Габриэла Чалабова: У нас в Церкви вообще не обсуждается вопрос о гомосексуальности. Я ни разу с амвона, от священнослужителя не слышала о том, что нужно чертыхаться, плевать в спину и тому подобное. Я считаю, что вопросы ориентации - это что-то личное. Не каждый гетеросексуал выйдет и скажет: "Я гетеросексуал, у меня такая прекрасная семья". Не каждый человек готов вывернуть свои личные вещи. Точно так же и люди иной ориентации.

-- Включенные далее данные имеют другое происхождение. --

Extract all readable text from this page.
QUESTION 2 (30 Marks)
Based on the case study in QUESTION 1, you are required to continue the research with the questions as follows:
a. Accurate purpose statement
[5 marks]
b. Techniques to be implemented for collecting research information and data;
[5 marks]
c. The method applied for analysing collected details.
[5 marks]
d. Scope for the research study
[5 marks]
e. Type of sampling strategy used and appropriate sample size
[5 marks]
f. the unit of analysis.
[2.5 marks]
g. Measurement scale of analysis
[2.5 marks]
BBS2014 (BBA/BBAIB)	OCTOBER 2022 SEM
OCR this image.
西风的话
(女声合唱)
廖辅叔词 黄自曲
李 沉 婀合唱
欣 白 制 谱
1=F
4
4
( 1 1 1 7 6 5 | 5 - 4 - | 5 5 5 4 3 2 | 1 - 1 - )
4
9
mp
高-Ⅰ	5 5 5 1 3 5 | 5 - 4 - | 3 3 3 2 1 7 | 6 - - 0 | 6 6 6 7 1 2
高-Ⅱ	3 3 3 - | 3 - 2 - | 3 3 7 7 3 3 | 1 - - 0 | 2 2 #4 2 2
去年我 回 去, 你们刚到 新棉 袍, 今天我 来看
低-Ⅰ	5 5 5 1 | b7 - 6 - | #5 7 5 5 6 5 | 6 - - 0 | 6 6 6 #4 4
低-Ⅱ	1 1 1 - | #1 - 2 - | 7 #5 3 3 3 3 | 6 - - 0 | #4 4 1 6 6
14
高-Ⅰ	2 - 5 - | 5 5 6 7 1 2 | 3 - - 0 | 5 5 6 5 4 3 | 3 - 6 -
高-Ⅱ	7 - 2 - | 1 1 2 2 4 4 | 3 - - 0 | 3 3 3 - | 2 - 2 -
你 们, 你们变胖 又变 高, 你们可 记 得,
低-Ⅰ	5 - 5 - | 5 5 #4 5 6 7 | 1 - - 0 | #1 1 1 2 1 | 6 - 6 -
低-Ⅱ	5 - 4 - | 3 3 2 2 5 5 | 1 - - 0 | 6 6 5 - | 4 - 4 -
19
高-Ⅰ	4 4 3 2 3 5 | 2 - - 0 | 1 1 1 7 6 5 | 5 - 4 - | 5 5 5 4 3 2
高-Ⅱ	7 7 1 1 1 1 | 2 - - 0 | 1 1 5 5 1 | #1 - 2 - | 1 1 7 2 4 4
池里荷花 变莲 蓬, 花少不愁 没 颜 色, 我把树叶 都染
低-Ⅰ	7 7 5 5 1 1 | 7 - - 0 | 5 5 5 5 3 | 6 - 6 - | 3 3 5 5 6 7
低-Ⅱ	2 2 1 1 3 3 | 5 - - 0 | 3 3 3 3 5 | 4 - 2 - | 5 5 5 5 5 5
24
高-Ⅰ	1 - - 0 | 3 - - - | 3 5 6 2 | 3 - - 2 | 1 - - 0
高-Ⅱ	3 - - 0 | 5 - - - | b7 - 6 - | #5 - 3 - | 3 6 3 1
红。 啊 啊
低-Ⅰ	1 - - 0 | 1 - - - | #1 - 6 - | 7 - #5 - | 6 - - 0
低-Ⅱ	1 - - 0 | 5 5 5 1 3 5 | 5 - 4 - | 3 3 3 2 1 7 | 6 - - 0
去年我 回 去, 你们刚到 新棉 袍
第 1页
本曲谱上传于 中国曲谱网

Яков Кротов: В среде ЛГБТ есть термин из английского языка, но уже вошедший в русский, - «каминг-аут», что означает «выход». Когда жених и невеста встают в центр христианской общины и говорят: "Беру тебя в жены. Беру тебя в мужья", ведь это тоже выход самого интима. Когда послушник приносит монашеские обеты, это ведь тоже самое интимное. Так чего же им нельзя?

Габриэла Чалабова

Габриэла Чалабова: Я видела разные венчания. Бывает, когда только священнослужитель, двое человек и двое свидетелей. Это не на широкую общественность. Эти люди уже являются вашей интимной частью. Это ваши близкие друзья, родственники. Я не понимаю, зачем знать всем остальным. Это немножко странно - ходить с транспарантами и говорить, какой ты ориентации.

Яков Кротов: Почему - всем? Речь идет о Церкви.

Габриэла Чалабова: В том числе и Церковь.

Церковь - это семья

Яков Кротов: Но церковь - это семья.

Габриэла Чалабова: Да, это семья. Но во всех семьях есть такие вещи, которые некоторым людям стоит знать, а некоторым - нет. Например, детям. В церковь же ходят дети. У детей до определенного возраста не очень устойчивая психика. Они находятся в состоянии фрустрации, тем более в подростковом возрасте. А если мы чего-то не знаем, если нам об этом не говорят, то у нас и нет потребности это пробовать. Если мы не родились такими, и нам не сообщили, что есть то или иное, то у нас и не возникнет мысли, как у Адама и Евы, сорвать это яблоко и попробовать.

Яков Кротов: Михаил Андреевич, это же, собственно, против идеи оформления своих отношений. Вы согласны с такой мотивацией?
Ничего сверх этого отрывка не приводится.